Mostly set in and around a music hall called Chansonia in pre-war Paris the film offers a lively take on some dark subject matter with the central hub of characters being touched by the fight for worker's rights (though the strikers shouting "grève" are nearly farcical when put in the context of the country's reputation for recreational strikes), and the rise of fascism. Scenes of the fascist are almost jarring in their vulgarity given the sweet patina given to most of the events of the film. But that is the type of film this is — a cinematic version of the messy vaudeville shows the principal characters stage in their theatre, but with much more cohesive results.

The central conceit of the film is that it is a period drama wrapped in a murder mystery. When first we meet Pigoil (Gérard Jugnot), a stage hand at the theatre, he has been arrested for murder and is sitting in the police station. The inspector remarks, he "doesn't look a killer." And the audience has to agree; Jugnot portrays the wounded Pigoil with soft wet eyes and you immediately sympathize with him. From here the story begins in flashback, and it's a ripping yarn pinging and ponging from the bright tale of a few old theater hands struggling to revive their beloved Chansonia to gangsters and politics as the twining forces of socialism and fascism struggle for control of the city, the theatre (and the heart of its star attraction — the lovely Douce, played with grace by Nora Arnezeder, who was just 18 during the filming).
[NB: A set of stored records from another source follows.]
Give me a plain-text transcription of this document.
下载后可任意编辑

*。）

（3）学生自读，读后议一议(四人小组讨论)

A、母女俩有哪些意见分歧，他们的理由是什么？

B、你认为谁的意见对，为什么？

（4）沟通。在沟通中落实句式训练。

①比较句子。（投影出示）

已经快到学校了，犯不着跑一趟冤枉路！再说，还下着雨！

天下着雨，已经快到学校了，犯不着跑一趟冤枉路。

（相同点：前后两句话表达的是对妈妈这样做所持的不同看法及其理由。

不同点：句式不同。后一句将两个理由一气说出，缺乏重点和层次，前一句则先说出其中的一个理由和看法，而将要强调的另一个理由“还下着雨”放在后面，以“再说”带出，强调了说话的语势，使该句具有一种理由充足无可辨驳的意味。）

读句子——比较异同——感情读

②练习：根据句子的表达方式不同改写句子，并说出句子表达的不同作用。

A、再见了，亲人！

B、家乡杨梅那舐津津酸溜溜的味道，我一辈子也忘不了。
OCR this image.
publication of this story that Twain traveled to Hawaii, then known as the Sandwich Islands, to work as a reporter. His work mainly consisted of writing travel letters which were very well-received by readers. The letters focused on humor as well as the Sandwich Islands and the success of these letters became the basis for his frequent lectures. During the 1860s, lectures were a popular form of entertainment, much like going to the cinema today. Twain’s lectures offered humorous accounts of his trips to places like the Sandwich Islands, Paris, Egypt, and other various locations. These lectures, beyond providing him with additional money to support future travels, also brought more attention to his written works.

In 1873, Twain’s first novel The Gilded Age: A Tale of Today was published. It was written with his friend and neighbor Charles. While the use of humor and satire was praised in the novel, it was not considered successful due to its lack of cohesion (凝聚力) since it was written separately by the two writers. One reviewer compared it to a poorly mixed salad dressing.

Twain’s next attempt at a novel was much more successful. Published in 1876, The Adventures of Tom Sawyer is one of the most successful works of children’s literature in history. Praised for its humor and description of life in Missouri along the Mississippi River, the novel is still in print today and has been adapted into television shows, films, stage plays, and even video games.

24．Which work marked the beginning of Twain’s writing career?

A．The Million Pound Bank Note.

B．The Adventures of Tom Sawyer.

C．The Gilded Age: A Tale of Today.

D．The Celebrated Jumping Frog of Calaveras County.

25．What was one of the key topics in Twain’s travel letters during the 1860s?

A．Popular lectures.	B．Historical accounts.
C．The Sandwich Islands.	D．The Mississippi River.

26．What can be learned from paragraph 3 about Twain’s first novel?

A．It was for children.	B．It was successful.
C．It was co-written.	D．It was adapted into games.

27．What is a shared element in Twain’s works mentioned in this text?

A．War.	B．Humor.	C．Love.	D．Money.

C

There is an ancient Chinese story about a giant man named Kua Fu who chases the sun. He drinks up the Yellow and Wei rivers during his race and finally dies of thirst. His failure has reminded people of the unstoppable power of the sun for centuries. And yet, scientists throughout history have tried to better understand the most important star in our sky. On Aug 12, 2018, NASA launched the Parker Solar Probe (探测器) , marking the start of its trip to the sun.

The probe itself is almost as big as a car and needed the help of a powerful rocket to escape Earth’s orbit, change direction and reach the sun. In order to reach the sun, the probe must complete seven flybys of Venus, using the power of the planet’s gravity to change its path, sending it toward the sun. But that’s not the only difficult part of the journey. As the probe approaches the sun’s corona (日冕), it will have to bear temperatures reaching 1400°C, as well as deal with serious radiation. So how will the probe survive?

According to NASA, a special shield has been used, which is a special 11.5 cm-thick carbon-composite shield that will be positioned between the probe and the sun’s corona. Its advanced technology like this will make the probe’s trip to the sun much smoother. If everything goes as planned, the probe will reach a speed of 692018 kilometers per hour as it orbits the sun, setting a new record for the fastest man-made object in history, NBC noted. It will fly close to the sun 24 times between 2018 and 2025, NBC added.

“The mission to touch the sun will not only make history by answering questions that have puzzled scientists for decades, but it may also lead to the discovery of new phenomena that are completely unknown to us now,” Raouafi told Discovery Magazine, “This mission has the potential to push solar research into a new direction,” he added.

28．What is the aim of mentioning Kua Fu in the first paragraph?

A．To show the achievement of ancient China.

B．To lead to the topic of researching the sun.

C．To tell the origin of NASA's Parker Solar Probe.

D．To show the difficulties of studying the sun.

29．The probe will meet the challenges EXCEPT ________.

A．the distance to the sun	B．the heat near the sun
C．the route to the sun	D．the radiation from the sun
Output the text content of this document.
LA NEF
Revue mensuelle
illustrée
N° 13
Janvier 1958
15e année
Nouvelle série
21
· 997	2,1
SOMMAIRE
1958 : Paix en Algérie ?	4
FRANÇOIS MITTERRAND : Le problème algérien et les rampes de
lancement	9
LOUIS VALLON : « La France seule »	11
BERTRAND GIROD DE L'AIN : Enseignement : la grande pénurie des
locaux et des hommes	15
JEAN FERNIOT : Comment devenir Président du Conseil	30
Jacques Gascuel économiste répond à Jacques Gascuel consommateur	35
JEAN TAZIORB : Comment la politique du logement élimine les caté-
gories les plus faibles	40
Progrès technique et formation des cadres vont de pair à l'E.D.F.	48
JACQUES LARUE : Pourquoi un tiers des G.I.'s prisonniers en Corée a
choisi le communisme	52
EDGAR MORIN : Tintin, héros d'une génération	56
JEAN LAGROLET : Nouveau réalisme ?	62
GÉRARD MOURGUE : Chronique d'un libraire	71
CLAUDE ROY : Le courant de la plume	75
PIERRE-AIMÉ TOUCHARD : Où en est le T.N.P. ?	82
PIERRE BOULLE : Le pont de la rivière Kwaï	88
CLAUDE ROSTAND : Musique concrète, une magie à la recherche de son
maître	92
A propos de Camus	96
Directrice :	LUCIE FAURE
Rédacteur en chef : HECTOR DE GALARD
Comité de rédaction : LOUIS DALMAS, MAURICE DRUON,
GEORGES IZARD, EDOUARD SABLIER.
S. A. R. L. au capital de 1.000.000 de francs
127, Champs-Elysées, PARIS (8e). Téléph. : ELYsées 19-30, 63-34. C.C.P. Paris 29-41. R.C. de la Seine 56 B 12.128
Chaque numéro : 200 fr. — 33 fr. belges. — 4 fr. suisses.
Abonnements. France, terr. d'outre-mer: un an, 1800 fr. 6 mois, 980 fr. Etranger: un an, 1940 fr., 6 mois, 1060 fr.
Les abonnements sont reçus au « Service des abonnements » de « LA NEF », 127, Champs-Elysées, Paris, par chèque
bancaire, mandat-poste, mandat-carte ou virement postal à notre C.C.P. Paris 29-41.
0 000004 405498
There's a suitable sentimentality, an edge of fantasy and musical interludes that all suite the era, subject and story (though it occasionally requires a suspension of disbelief to buy that the rag-tag group of theatre-workers could pull off the elaborate stage sequences). But the extreme violence of a few scenes and dark underpinnings, as well as terrific work from a talented ensemble pull the whole affair far from the silly romp it could have been and ultimately make it much more than the sum of all its wildly divergent parts.